La vie de n'est pas un roman, mais plutôt une épopée. La première publication en langue française, dirigée par Nicolas Crapanne et son équipe, vient de faire paraître chez Gallimard « Le Carnet brun, le Journal intime du compositeur (1865–1882) ».

Le cahier en question, relié de cuir marron, fut offert en 1865 à Wagner par Cosima avant l'une de leurs séparations. Il ne fut publié en allemand qu'en 1975. C'est le dernier volet d'une œuvre spectaculaire à l'instar de L'Anneau du Nibelung (16 heures de musique) qui est celle de la propre vie du compositeur.
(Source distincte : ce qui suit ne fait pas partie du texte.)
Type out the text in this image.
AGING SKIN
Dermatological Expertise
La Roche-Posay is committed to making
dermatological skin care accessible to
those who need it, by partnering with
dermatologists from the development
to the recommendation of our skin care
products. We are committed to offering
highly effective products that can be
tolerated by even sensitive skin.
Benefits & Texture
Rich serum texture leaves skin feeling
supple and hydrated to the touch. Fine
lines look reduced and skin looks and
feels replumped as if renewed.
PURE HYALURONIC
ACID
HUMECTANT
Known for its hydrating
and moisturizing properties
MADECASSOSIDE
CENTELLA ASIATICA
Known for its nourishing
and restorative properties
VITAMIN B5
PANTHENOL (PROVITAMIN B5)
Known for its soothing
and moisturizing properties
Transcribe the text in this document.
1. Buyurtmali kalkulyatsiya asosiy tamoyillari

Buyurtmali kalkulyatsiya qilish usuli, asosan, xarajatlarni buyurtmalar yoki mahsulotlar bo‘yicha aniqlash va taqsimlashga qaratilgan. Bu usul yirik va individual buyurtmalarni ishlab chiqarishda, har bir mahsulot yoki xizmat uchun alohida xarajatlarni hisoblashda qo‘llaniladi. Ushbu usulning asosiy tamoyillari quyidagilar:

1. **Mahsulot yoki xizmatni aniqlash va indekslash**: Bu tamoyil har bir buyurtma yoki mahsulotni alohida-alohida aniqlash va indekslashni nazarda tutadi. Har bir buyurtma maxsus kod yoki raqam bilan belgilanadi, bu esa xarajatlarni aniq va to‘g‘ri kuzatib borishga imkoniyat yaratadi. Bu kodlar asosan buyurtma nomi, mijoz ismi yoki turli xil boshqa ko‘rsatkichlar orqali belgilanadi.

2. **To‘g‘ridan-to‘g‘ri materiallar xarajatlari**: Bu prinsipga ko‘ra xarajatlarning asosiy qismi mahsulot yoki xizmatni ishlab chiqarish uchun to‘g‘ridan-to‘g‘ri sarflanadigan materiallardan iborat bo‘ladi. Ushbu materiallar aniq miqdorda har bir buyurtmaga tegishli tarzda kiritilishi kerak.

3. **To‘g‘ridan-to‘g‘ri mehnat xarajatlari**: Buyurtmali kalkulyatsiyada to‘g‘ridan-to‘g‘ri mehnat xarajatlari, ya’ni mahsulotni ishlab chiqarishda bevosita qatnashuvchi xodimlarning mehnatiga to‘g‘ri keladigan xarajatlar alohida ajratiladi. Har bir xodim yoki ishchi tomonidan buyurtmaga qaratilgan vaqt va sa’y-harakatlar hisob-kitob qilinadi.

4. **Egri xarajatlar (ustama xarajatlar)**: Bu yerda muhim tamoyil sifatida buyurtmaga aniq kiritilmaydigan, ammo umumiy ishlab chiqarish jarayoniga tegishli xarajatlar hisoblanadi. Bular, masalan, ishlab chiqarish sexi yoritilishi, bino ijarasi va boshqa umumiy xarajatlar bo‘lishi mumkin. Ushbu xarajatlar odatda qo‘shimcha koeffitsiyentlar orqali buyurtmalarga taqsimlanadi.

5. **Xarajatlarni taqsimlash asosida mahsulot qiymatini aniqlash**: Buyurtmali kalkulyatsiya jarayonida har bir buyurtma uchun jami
La structure de ce journal intime suit la vie intérieure de l'artiste. Il ne s'agit pas d'une Comédie humaine à la Balzac ni de la Recherche du temps perdu de Proust, mais du déroulement des épisodes vécus qui sont à l'origine de l'œuvre musicale et dramatique du compositeur qui clamait en 1852 : « Vivre vraiment, c'est posséder la plénitude [. . .] l'art n'est autre chose que l'aveu de notre impuissance. » Comme dans toute œuvre littéraire, maintes coïncidences, des contradictions ou des
circonstances ressemblantes à d'autres ressortent de ce texte, presque comme des leitmotivs.

En 1864 commence une nouvelle vie pour Wagner. En effet, il ne s'agit pas de son échec parisien de Tannhäuser, mais de la fin de la composition de Tristan qui signifie aussi la fin de son amour impossible pour Mathilde Wesendonck, désignée par lui-même dans une lettre à Eliza Wille comme son « seul et unique amour ». Il venait de rencontrer à Venise ses amis de Zurich pour retrouver Mathilde réconciliée avec son mari Otto, fidèle soutien d'un Wagner en quête d'absolu. Alors, le musicien entame une nouvelle voie pour monter son Everest sentimental avec la fille de Franz Liszt, Cosima, mal mariée à Hans von Bülow. Et celle-ci va réécrire toute la vie de Wagner comme nous le verrons plus loin.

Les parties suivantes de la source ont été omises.